From the time I was a kid I never liked teams. I didn't want to lose because some teammate screwed up. If I played my part perfectly, but my teammate dropped the ball, why should I lose because of him? Or what if I messed up, and now a bunch of people hate me for making them lose?
Also, if I'm the primary factor in helping a team win, the credit will be spread out among a bunch of others. So by all logic it was better to have the credit and control of winning or losing solo.
I did play baseball for a while. The coach told me, "There's no 'I' in 'team'". So I found a game with an 'I' in it - "tennis" - and switched sports.
I went to a co-ed championship and was beaten by a girl (she was really good) in the first game in straight sets. Hey, at least I lost all by myself with no one helping.
I took the same lone cowboy approach to addressing my addiction. And it actually worked. When I was 22, I beat the addiction. I had been acting out since I was 15, and 7 years later, I beat it - me and God - when I made a vow to stop with His help. For four months, I was completely free of lust. No temptations. There was only one problem. Life stunk without it.

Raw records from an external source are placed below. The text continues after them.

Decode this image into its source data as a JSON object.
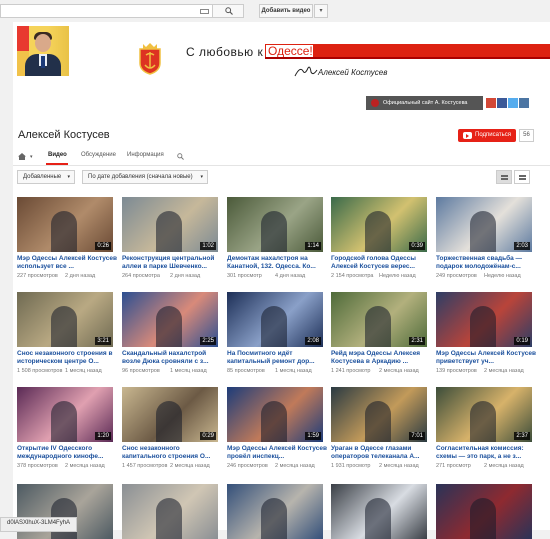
{
  "masthead": {
    "search_placeholder": "",
    "upload_label": "Добавить видео",
    "upload_caret": "▾"
  },
  "banner": {
    "tagline": "С любовью к",
    "city": "Одессе!",
    "signature_name": "Алексей Костусев",
    "site_link": "Официальный сайт А. Костусева"
  },
  "channel": {
    "name": "Алексей Костусев",
    "subscribe_label": "Подписаться",
    "subscriber_count": "56",
    "tabs": [
      {
        "label": "Видео",
        "active": true
      },
      {
        "label": "Обсуждение",
        "active": false
      },
      {
        "label": "Информация",
        "active": false
      }
    ]
  },
  "filters": {
    "type_dropdown": "Добавленные",
    "sort_dropdown": "По дате добавления (сначала новые)"
  },
  "videos": [
    {
      "title": "Мэр Одессы Алексей Костусев использует все ...",
      "views": "227 просмотров",
      "date": "2 дня назад",
      "duration": "0:26"
    },
    {
      "title": "Реконструкция центральной аллеи в парке Шевченко...",
      "views": "264 просмотра",
      "date": "2 дня назад",
      "duration": "1:02"
    },
    {
      "title": "Демонтаж нахалстроя на Канатной, 132. Одесса. Ко...",
      "views": "301 просмотр",
      "date": "4 дня назад",
      "duration": "1:14"
    },
    {
      "title": "Городской голова Одессы Алексей Костусев верес...",
      "views": "2 154 просмотра",
      "date": "Неделю назад",
      "duration": "0:39"
    },
    {
      "title": "Торжественная свадьба — подарок молодожёнам-с...",
      "views": "249 просмотров",
      "date": "Неделю назад",
      "duration": "2:03"
    },
    {
      "title": "Снос незаконного строения в историческом центре О...",
      "views": "1 508 просмотров",
      "date": "1 месяц назад",
      "duration": "3:21"
    },
    {
      "title": "Скандальный нахалстрой возле Дюка сровняли с з...",
      "views": "96 просмотров",
      "date": "1 месяц назад",
      "duration": "2:25"
    },
    {
      "title": "На Посмитного идёт капитальный ремонт дор...",
      "views": "85 просмотров",
      "date": "1 месяц назад",
      "duration": "2:08"
    },
    {
      "title": "Рейд мэра Одессы Алексея Костусева в Аркадию ...",
      "views": "1 241 просмотр",
      "date": "2 месяца назад",
      "duration": "2:31"
    },
    {
      "title": "Мэр Одессы Алексей Костусев приветствует уч...",
      "views": "139 просмотров",
      "date": "2 месяца назад",
      "duration": "0:19"
    },
    {
      "title": "Открытие IV Одесского международного кинофе...",
      "views": "378 просмотров",
      "date": "2 месяца назад",
      "duration": "1:20"
    },
    {
      "title": "Снос незаконного капитального строения О...",
      "views": "1 457 просмотров",
      "date": "2 месяца назад",
      "duration": "0:29"
    },
    {
      "title": "Мэр Одессы Алексей Костусев провёл инспекц...",
      "views": "246 просмотров",
      "date": "2 месяца назад",
      "duration": "1:59"
    },
    {
      "title": "Ураган в Одессе глазами операторов телеканала А...",
      "views": "1 931 просмотр",
      "date": "2 месяца назад",
      "duration": "7:01"
    },
    {
      "title": "Согласительная комиссия: схемы — это парк, а не з...",
      "views": "271 просмотр",
      "date": "2 месяца назад",
      "duration": "2:37"
    },
    {
      "title": "",
      "views": "",
      "date": "",
      "duration": ""
    },
    {
      "title": "",
      "views": "",
      "date": "",
      "duration": ""
    },
    {
      "title": "",
      "views": "",
      "date": "",
      "duration": ""
    },
    {
      "title": "",
      "views": "",
      "date": "",
      "duration": ""
    },
    {
      "title": "",
      "views": "",
      "date": "",
      "duration": ""
    }
  ],
  "status_bar": {
    "url": "d0lASXlhuX-3LM4FyhA"
  },
  "colors": {
    "accent": "#e62117",
    "link": "#1a4f9c",
    "banner_red": "#dd1111"
  }
}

When I started acting out again, it was because I wanted to. It felt so good to go back to acting out - and if I can put it this way - it felt right. It was like coming home again.
Six years later, in a shambles, I became willing to be part of a team and joined SA. I found three others at my local SA group, and assembled my team. We "group sponsored" each other and used a non-SA workbook through the steps. One by one, the other guys fell away. It was my old fear. I was going to fail because these guys weren't willing to work with me.
The truth was, I was only willing to be part of a team if I was the coach. It was when I gave that role over to a sponsor that I started winning.
Some people try the "God is my coach, I don't need others" approach. God may be the coach, but where is the team? To me, sobriety is not a solo sport. I can't be one guy playing all the positions, especially against a team with a perfect record against me like the Lust City All-Stars. Today, when it comes to my addiction, I see my Higher Power as the manager, my sponsor and other advisors as the coaches, and other SAs as the team.
It's harder being part of a team. There's no 'I' in 'team' or in SA. No one gives their full name in SA unless they're named Anna Nimity. It feels better to win than to lose against lust, even if it means playing on a team.